There’s now a psychiatric designation for people who are aware of systems like the NarusInsight Intercept Suite and Siemens’ Intelligence Platform.

Via: IHT:

Psychosis in the 21st century looks something like this: You think your every move is being filmed for a reality television show starring you, and that everyone in your life is an actor.

Or you think you are under intense surveillance by an army of spies, whom you refer to as the “www people,” as in the World Wide Web, and they wiretap your furniture and appliances.

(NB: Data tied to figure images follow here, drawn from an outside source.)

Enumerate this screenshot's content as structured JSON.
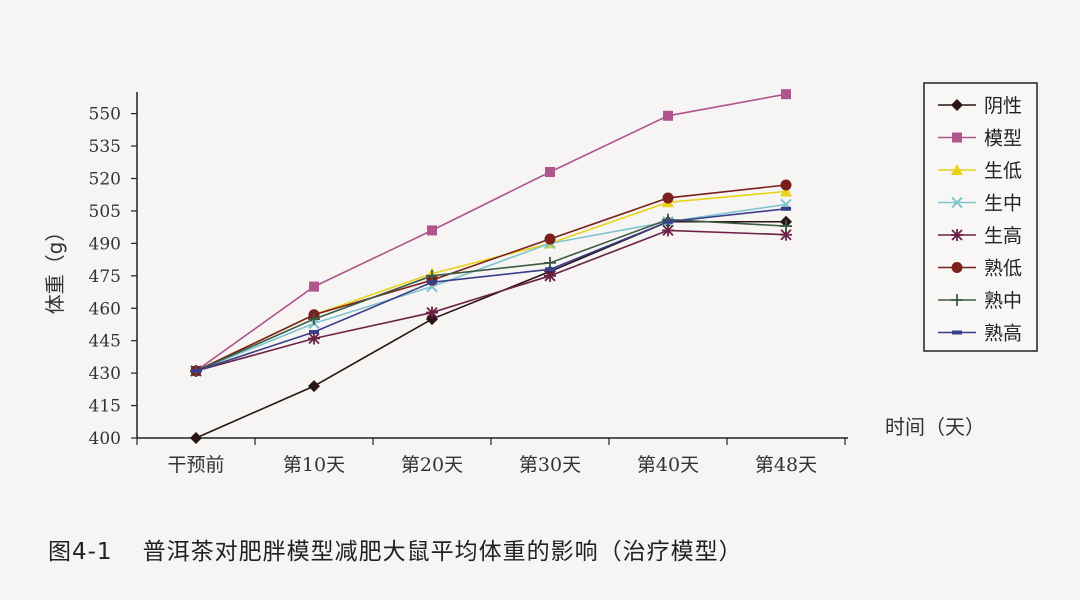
{
  "chart_data": {
    "type": "line",
    "title": "",
    "ylabel": "体重（g）",
    "xlabel": "时间（天）",
    "categories": [
      "干预前",
      "第10天",
      "第20天",
      "第30天",
      "第40天",
      "第48天"
    ],
    "yticks": [
      400,
      415,
      430,
      445,
      460,
      475,
      490,
      505,
      520,
      535,
      550
    ],
    "ylim": [
      400,
      560
    ],
    "grid": false,
    "legend_position": "top-right",
    "series": [
      {
        "name": "阴性",
        "marker": "diamond",
        "color": "#2b1414",
        "values": [
          400,
          424,
          455,
          477,
          500,
          500
        ]
      },
      {
        "name": "模型",
        "marker": "square",
        "color": "#b0558e",
        "values": [
          431,
          470,
          496,
          523,
          549,
          559
        ]
      },
      {
        "name": "生低",
        "marker": "triangle",
        "color": "#e8d21a",
        "values": [
          431,
          457,
          476,
          490,
          509,
          514
        ]
      },
      {
        "name": "生中",
        "marker": "x",
        "color": "#7fc4cf",
        "values": [
          431,
          453,
          470,
          490,
          500,
          508
        ]
      },
      {
        "name": "生高",
        "marker": "star",
        "color": "#6b2246",
        "values": [
          431,
          446,
          458,
          475,
          496,
          494
        ]
      },
      {
        "name": "熟低",
        "marker": "circle",
        "color": "#7a1f1a",
        "values": [
          431,
          457,
          473,
          492,
          511,
          517
        ]
      },
      {
        "name": "熟中",
        "marker": "plus",
        "color": "#3d5a44",
        "values": [
          431,
          455,
          475,
          481,
          501,
          498
        ]
      },
      {
        "name": "熟高",
        "marker": "dash",
        "color": "#3a3f8a",
        "values": [
          431,
          449,
          472,
          478,
          500,
          506
        ]
      }
    ]
  },
  "caption": {
    "figure_number": "图4-1",
    "text": "普洱茶对肥胖模型减肥大鼠平均体重的影响（治疗模型）"
  }
}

Or else you refuse to drink water because you fear that another cup drawn from your faucet will, once and for all, deplete the world’s water supply.

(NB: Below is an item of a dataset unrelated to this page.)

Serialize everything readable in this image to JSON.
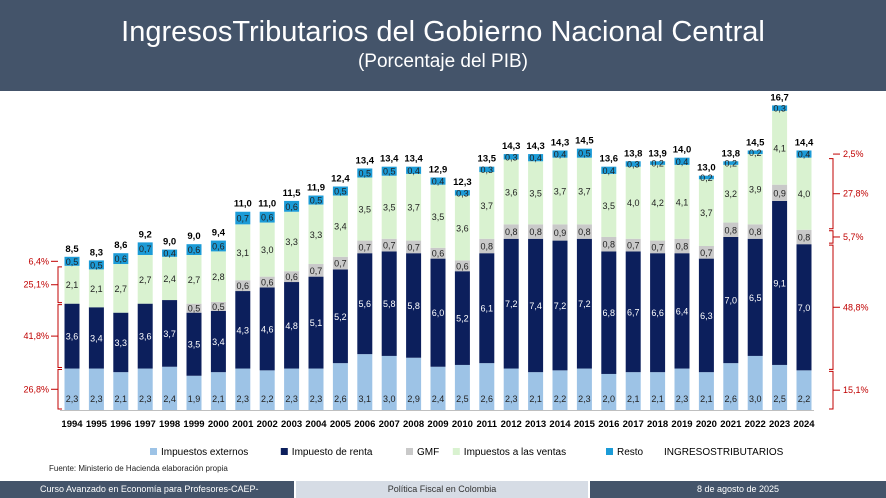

Those thoughts are from three case studies of what psychiatrists interested in the intersection of mental illness, culture and society are calling, respectively, Truman Show delusion, Internet delusion and climate change delusion; all of them a window, through madness, into the modern world.

If you have delusions of grandeur in this century, you are probably not Napoleon, but you may be Bill Gates.

The Truman Show delusion, or Truman Syndrome, has drawn attention in recent months, in the United States and Britain, as psychiatrists in both countries describe a small but growing number of psychotic patients who describe their lives as mirroring that of the main character in the 1998 film “The Truman Show.”

Played by Jim Carrey, Truman Burbank leads a mundane existence in the suburbs, starting from the time he was in the womb, while being filmed for a documentary television show that he cannot escape.

Everyone is in on it, including his wife, and no one will believe Truman when he discovers clues that his life is being chronicled all the time by cameras.

With Internet delusion, patients typically incorporate the Internet into paranoid thoughts, including a fear that the Web is somehow monitoring or controlling their lives, or being used to transmit photographs or other personal information.

One Response to “Culture of Surveillance May Contribute to Delusional Condition”

  1. pdugan says:

    What’s the difference between hedging and paranoia? About a hundred thousand dollars.